Monday, January 3, 2011

Building Stories

William Ding was a construction worker specializing in skyscrapers, and an aspiring writer. He had 3 passions in life: constructing floors ('building' stories), writing tales (building 'stories'), and knowing about constructions with many floors ('building stories') - I think this phrase qualifies for a triple pun. Let's tackle his passions one by one:

'Building' Stories
Construction is boring and involves some 'boring' too for a strong foundation and possibly water supply. Not much else to talk about here, so moving on ....

'Building Stories'

There's an obsession with building the tallest building (somehow the largest and longest are not at front of the recall queue, but tallest is) and getting a place in the Guinness Book of Records, from the Empire State to Sears Tower to Petronas Towers and now the Burj Khalifa, an immobile monster with 160 floors. There have been attempts to fudge the numbers in order to break an existing record by adding antennas and then adding their height to the total building height, but I am sure it's all with good intent. The key question is, do any of these buildings scrape the sky, as the name suggests? A skyscraper should look like this:



Building 'Stories'
Building stories is tough. My expectation as a science fiction enthusiast is for a story to have the following: a strong visual narrative supplemented by identifiable and relatable context regardless of how futuristic the premise is, a controlled unfolding of events which keeps the unsuspecting reader involved but not privy to plot-points prematurely, and a growing sense of awe and wonder which culminates in surprise or fulfilled expectation but with closure nonetheless. The story is in the telling, and the tell has to be given away at the right moment. As a reader I don't want to be led to and pushed off a cliff without some warning or at least a parachute, nor do I want to be led to more flat ground when there is promise of a cliff. A tall order all of this, but 3 writers come very close in different ways: Isaac Asimov, Arthur C Clarke, and Robert Silverberg. Details to be covered in a separate post.

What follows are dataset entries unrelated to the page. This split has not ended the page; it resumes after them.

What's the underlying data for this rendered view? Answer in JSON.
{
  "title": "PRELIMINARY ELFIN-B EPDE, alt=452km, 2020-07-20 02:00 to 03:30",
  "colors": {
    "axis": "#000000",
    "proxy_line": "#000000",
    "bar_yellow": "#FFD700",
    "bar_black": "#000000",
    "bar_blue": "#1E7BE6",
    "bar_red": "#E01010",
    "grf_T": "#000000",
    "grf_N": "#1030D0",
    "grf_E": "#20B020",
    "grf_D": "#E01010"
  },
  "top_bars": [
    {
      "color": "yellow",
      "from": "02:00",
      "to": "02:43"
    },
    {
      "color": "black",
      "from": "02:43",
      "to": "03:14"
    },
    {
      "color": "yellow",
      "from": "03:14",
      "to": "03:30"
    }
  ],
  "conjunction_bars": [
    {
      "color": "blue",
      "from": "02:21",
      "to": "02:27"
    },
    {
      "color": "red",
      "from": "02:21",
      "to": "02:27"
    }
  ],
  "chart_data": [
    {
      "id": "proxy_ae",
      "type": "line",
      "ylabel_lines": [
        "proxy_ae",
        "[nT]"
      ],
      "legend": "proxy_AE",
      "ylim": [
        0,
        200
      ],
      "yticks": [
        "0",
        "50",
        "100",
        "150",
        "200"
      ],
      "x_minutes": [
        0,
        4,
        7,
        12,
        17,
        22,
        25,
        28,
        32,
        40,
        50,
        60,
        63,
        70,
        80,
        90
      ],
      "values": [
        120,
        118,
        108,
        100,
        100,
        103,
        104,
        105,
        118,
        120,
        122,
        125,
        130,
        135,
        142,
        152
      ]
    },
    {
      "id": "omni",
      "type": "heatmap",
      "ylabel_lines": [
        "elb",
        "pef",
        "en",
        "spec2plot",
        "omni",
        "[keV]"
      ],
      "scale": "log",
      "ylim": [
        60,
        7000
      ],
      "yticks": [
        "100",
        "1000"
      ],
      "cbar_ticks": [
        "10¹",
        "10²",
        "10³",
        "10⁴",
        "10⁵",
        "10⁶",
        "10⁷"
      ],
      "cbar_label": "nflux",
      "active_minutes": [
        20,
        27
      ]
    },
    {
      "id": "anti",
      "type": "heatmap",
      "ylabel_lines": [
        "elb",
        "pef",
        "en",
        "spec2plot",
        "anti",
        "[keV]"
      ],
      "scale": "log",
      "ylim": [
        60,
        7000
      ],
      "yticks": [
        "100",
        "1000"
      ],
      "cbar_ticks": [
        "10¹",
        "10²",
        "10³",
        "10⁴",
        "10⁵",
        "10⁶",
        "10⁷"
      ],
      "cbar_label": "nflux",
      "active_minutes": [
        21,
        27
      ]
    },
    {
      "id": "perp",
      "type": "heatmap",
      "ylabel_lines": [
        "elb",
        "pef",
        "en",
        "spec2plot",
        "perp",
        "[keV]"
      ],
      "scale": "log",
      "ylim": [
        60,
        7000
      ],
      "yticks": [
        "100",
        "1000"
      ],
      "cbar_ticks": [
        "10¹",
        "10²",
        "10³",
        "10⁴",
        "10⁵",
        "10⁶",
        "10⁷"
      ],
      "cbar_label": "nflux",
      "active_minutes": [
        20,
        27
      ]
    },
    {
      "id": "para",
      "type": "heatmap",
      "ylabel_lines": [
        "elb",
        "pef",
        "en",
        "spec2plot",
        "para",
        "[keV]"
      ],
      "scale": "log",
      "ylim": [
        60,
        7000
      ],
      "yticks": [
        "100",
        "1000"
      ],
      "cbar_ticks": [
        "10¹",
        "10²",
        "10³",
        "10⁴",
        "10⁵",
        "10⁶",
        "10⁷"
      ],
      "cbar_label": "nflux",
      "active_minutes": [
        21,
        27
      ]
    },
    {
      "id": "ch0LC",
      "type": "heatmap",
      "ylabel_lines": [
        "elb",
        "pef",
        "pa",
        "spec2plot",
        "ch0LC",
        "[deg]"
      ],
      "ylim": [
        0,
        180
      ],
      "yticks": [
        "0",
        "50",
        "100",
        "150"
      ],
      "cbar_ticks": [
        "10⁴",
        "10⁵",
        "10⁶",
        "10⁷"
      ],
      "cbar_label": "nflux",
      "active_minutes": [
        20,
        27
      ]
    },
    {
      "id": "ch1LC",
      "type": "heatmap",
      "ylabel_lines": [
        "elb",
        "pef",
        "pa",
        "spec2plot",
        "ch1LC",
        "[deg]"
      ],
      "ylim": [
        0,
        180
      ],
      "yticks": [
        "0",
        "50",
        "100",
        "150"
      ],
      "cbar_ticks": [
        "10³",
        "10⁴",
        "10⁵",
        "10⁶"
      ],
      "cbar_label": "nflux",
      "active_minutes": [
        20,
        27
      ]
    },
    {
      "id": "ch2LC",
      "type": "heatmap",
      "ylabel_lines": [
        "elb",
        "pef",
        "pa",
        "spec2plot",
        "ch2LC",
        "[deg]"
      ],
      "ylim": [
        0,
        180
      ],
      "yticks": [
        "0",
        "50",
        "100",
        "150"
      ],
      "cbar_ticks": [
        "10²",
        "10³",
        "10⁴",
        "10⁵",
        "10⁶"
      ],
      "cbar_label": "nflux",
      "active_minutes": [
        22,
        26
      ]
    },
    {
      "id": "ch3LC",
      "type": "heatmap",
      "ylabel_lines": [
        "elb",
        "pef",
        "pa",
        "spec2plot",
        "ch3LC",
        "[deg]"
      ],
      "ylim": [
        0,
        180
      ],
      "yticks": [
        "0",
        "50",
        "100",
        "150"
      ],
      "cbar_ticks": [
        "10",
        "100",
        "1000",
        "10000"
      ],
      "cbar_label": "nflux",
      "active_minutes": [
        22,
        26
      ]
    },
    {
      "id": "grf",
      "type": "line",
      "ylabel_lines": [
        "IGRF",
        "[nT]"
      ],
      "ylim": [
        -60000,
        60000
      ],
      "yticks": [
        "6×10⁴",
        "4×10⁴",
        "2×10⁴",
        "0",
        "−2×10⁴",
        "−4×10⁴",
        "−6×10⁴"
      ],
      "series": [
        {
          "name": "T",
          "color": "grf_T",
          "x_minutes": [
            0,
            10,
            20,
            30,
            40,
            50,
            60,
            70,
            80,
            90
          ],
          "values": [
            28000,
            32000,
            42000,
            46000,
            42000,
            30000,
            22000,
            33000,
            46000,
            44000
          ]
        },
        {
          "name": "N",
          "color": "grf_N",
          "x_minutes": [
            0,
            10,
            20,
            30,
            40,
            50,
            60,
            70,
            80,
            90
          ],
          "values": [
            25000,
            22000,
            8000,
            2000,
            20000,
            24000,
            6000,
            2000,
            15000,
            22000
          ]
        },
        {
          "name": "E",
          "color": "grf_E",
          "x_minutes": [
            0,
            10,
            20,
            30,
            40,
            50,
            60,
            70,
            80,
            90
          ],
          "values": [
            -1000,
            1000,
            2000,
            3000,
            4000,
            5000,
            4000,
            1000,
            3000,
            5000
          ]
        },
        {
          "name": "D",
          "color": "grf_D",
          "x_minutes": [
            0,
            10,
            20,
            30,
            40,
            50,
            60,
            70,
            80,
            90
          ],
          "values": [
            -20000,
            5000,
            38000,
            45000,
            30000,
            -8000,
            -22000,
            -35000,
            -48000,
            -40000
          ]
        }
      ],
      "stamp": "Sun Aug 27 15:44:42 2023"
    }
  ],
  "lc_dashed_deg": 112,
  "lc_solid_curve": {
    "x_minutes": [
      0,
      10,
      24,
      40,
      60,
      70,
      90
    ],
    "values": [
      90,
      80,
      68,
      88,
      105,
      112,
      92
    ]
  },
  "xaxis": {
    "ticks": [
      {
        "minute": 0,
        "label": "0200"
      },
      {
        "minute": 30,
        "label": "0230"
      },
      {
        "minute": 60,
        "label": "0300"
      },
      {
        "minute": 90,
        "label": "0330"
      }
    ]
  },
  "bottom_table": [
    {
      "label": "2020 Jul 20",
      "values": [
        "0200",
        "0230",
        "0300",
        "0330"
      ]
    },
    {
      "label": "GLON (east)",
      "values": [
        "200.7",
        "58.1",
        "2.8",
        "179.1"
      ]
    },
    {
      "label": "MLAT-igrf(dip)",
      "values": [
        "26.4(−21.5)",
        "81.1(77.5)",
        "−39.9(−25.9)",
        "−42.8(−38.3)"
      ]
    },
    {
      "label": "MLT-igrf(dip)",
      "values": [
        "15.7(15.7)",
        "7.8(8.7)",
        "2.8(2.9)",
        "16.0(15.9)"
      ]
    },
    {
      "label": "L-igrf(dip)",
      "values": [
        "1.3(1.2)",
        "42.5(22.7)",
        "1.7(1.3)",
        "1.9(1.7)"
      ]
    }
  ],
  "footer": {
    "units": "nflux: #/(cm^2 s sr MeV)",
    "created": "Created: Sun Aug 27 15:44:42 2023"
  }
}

As you can see, Bill Ding did not get to build much story-wise in this post (but he did write a book later, called 'Bill Ding Stories: Building stories, building stories, and building stories'. That's because writing posts is much easier than building stories. There are verse things too, which I have tried with meandering results and don't plan to return to in a while.

Note - The British word for floor is storey (with an 'e') and the plural is storeys (these show up as bad spellings in the American spell-check). 'Storey' was not going to work for my story, oops, post, and was therefore conveniently ignored.